July 30, 2016


Scientists can now create liquid fuel from solar energy (ETH Zurich, 8 July 2016)

The sun's energy is already being harnessed in various ways: whilst photovoltaic cells convert sun light into electricity, solar thermal installations use the vast thermal energy of the sun for purposes such as heating fluids to a high temperature. Solar thermal power plants involve the large-scale implementation of this second method: using thousands of mirrors, the sun light is focused on a boiler in which steam is produced either directly or via a heat exchanger at temperatures exceeding 500 °C. Turbines then convert thermal energy into electricity.

Researchers at the Paul Scherrer Institute PSI and the ETH Zurich have collaborated to develop a ground-breaking alternative to this approach. The new procedure uses the sun's thermal energy to convert carbon dioxide and water directly into synthetic fuel.

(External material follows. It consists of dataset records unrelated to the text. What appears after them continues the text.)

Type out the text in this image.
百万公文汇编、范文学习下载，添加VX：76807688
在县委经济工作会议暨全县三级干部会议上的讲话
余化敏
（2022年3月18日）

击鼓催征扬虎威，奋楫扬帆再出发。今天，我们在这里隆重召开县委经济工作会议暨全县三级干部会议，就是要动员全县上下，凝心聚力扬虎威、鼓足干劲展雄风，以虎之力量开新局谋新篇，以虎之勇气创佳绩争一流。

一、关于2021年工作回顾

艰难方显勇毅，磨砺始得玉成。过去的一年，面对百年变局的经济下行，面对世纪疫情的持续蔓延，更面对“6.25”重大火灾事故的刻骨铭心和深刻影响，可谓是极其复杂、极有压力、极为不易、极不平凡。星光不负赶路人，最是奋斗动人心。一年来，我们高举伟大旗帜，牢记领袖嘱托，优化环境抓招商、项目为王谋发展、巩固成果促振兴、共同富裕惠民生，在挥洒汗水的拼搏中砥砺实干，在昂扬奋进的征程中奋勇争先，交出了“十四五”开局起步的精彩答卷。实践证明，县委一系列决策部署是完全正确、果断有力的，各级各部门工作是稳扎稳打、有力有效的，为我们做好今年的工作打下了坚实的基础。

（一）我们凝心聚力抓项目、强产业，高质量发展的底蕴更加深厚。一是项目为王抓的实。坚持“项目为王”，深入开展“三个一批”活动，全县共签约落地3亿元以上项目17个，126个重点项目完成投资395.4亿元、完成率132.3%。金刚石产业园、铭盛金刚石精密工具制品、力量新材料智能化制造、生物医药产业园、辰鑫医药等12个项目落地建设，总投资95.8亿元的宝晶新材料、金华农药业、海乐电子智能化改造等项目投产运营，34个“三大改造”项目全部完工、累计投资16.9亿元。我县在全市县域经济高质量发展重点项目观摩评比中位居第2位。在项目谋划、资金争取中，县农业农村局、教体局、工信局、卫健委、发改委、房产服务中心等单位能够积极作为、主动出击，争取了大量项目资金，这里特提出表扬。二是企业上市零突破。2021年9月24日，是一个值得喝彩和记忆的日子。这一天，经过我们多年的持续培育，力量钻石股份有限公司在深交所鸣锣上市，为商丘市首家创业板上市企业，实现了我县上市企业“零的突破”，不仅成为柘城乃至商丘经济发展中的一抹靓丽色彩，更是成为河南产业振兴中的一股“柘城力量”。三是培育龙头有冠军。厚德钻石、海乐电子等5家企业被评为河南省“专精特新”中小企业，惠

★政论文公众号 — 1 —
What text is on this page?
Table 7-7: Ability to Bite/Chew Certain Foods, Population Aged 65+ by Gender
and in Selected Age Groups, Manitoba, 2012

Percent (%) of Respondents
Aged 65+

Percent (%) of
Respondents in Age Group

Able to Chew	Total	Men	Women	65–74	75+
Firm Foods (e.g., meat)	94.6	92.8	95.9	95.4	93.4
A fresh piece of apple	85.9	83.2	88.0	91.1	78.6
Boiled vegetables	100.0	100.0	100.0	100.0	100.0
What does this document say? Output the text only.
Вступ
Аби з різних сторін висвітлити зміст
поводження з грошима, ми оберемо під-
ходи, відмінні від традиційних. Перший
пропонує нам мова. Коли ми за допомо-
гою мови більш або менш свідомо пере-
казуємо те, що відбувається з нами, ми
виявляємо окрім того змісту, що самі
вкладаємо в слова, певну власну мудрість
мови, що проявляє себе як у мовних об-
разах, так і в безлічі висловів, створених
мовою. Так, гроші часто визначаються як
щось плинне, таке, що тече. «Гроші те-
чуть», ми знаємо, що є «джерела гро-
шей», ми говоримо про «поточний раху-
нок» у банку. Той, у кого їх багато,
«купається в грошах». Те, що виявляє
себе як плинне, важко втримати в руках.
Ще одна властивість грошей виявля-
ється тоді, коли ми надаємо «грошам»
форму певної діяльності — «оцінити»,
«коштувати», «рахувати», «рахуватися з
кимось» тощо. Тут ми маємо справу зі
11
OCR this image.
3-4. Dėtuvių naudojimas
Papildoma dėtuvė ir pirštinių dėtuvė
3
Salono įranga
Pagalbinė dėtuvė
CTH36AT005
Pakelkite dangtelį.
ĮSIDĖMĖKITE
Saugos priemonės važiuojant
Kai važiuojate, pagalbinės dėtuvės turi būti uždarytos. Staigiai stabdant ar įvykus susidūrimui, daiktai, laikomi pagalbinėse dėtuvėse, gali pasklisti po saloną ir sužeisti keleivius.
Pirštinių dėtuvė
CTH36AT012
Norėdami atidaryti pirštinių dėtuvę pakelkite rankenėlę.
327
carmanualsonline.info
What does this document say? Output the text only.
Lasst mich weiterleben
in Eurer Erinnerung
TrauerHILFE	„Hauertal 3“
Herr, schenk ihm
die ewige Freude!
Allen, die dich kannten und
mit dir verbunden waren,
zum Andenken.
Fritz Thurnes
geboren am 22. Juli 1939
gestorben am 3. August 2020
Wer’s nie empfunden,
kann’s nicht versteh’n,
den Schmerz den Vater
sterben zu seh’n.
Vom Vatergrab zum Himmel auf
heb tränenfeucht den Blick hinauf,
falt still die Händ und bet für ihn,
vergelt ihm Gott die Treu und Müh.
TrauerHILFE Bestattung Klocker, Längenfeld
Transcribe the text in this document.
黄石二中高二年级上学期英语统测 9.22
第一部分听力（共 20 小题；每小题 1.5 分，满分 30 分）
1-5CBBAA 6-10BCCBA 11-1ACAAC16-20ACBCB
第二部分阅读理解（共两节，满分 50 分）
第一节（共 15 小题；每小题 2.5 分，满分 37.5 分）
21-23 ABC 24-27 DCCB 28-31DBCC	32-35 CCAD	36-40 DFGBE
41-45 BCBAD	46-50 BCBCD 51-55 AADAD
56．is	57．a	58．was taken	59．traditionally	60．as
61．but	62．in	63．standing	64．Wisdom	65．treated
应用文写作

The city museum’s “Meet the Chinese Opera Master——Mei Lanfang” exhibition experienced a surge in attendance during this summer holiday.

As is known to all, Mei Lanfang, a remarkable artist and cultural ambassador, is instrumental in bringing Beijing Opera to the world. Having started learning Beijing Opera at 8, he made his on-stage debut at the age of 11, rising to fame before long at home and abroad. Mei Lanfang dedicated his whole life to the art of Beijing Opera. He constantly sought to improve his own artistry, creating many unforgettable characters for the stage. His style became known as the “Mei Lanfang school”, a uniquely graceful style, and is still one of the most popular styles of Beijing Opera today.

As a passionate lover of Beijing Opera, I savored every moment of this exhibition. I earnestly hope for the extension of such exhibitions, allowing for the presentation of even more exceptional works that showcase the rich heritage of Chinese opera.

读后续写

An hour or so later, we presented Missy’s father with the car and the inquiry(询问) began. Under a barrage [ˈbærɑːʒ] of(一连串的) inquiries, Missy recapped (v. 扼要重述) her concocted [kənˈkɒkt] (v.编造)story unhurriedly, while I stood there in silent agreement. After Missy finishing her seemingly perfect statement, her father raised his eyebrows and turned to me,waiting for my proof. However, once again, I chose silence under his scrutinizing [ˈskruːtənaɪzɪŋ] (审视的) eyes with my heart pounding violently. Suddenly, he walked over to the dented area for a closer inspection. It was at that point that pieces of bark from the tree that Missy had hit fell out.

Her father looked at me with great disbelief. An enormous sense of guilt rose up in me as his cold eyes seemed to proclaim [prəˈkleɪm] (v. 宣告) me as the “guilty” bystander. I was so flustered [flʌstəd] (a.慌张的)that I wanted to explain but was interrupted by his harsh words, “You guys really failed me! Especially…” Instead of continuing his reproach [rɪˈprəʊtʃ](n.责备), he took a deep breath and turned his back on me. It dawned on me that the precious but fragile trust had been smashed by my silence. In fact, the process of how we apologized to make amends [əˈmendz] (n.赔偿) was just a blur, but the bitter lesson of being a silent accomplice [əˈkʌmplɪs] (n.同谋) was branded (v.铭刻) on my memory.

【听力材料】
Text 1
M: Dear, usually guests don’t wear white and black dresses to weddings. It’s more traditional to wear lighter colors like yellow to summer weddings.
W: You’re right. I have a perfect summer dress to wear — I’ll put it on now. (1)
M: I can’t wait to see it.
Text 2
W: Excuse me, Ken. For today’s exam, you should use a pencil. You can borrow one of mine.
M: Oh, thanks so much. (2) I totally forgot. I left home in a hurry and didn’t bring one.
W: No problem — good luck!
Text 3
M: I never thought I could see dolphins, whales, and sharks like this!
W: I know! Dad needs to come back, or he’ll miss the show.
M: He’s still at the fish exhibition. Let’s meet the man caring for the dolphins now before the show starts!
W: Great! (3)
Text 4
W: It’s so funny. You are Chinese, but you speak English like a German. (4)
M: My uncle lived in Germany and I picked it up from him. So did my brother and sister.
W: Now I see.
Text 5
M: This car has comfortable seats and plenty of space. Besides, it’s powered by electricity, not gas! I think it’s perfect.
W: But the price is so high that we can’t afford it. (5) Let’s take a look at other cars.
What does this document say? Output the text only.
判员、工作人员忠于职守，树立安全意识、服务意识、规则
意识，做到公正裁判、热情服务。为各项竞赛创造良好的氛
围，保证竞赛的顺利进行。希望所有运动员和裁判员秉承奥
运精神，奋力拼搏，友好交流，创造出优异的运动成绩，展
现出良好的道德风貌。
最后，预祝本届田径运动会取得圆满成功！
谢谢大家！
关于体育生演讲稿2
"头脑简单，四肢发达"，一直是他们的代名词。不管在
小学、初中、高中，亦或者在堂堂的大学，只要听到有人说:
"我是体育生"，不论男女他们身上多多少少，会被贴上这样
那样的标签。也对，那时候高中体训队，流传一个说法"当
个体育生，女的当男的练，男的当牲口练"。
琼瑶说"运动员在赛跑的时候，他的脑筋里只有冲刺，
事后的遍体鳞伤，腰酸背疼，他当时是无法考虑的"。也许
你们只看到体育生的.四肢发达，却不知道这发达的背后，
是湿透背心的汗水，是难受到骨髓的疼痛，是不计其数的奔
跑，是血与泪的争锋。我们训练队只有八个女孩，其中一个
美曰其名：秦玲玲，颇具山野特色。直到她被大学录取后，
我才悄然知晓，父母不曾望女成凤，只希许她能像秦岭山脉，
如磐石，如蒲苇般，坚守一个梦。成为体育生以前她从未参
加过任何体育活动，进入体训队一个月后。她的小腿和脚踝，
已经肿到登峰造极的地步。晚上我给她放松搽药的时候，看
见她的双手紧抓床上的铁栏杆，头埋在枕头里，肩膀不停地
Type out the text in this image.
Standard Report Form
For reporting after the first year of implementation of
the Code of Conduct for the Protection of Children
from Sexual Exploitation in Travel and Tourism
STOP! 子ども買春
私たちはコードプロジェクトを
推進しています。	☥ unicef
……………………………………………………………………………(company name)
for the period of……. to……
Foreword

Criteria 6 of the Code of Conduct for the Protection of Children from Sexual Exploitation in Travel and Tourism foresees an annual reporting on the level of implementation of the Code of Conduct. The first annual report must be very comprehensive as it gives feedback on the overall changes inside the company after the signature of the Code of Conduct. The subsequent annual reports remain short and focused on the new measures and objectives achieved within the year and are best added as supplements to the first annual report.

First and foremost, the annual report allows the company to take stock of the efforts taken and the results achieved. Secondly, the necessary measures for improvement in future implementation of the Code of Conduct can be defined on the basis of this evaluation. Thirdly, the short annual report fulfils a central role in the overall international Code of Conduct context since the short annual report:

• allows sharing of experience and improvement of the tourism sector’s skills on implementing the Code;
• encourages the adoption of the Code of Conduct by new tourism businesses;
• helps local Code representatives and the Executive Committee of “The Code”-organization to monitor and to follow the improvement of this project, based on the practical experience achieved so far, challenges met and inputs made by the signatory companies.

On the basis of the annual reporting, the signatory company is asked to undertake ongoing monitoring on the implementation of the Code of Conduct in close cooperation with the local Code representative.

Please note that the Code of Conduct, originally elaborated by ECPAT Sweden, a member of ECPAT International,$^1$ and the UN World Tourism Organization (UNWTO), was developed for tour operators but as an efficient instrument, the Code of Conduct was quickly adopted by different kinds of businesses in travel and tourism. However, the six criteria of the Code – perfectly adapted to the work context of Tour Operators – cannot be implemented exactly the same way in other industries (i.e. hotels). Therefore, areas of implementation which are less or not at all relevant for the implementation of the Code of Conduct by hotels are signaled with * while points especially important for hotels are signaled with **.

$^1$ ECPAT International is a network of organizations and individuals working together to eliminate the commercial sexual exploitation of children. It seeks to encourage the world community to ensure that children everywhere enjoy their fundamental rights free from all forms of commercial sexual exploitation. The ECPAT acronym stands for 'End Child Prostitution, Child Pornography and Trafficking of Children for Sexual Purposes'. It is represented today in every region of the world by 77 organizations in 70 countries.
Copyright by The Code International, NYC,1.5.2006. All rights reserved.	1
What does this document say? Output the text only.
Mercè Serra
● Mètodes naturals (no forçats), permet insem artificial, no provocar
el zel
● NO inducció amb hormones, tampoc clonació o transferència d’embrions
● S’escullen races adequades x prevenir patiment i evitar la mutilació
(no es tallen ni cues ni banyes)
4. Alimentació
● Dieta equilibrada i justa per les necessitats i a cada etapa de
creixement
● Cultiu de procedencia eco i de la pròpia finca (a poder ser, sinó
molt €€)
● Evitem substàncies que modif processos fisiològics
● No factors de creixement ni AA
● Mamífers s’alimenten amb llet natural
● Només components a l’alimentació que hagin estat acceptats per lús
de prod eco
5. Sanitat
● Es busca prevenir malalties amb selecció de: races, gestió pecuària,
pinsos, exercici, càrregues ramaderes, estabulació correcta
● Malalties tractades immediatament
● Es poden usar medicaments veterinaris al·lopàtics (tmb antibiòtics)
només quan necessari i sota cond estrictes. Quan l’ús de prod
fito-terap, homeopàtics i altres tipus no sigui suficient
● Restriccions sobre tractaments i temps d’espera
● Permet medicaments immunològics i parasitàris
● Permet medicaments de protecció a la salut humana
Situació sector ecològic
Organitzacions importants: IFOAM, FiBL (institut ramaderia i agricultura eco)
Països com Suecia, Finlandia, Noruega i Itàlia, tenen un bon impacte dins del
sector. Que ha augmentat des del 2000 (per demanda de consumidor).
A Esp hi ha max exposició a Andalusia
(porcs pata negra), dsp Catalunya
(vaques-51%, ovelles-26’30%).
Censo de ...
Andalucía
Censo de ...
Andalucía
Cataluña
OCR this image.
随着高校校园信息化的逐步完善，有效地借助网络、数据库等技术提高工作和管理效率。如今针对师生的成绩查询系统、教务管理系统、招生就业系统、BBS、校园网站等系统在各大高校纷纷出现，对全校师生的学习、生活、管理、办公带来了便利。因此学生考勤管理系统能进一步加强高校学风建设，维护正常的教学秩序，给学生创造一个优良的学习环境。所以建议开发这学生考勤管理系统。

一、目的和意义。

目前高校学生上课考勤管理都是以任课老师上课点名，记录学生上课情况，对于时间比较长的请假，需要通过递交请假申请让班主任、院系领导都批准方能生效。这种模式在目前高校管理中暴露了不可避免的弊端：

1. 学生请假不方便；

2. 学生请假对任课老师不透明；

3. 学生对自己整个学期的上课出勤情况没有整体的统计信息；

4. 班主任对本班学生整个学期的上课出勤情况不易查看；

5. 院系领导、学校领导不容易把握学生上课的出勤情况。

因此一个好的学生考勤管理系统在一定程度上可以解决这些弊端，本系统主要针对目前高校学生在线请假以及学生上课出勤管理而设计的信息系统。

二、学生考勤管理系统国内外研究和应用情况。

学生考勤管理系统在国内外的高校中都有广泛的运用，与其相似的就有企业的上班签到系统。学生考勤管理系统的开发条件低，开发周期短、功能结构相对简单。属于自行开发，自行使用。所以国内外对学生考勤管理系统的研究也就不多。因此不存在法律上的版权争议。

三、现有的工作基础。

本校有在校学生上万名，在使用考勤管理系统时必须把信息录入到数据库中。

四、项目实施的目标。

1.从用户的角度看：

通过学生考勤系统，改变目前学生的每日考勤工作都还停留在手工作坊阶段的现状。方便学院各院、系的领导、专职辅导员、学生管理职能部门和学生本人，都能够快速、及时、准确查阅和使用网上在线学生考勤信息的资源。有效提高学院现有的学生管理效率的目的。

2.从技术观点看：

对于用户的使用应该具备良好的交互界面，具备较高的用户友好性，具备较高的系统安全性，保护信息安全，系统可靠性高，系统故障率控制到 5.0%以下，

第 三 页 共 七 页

"This allows solar energy to be stored in the form of chemical bonds," explains Ivo Alxneit, chemist at the PSI's Solar Technology Laboratory. "It's easier than storing electricity." The new approach is based on a similar principle to that used by solar power plants." Alxneit and his colleagues use heat in order to trigger certain chemical processes that only take place at very high temperatures above 1000 °C. Advances in solar technology will soon enable such temperatures to be achieved using sun light.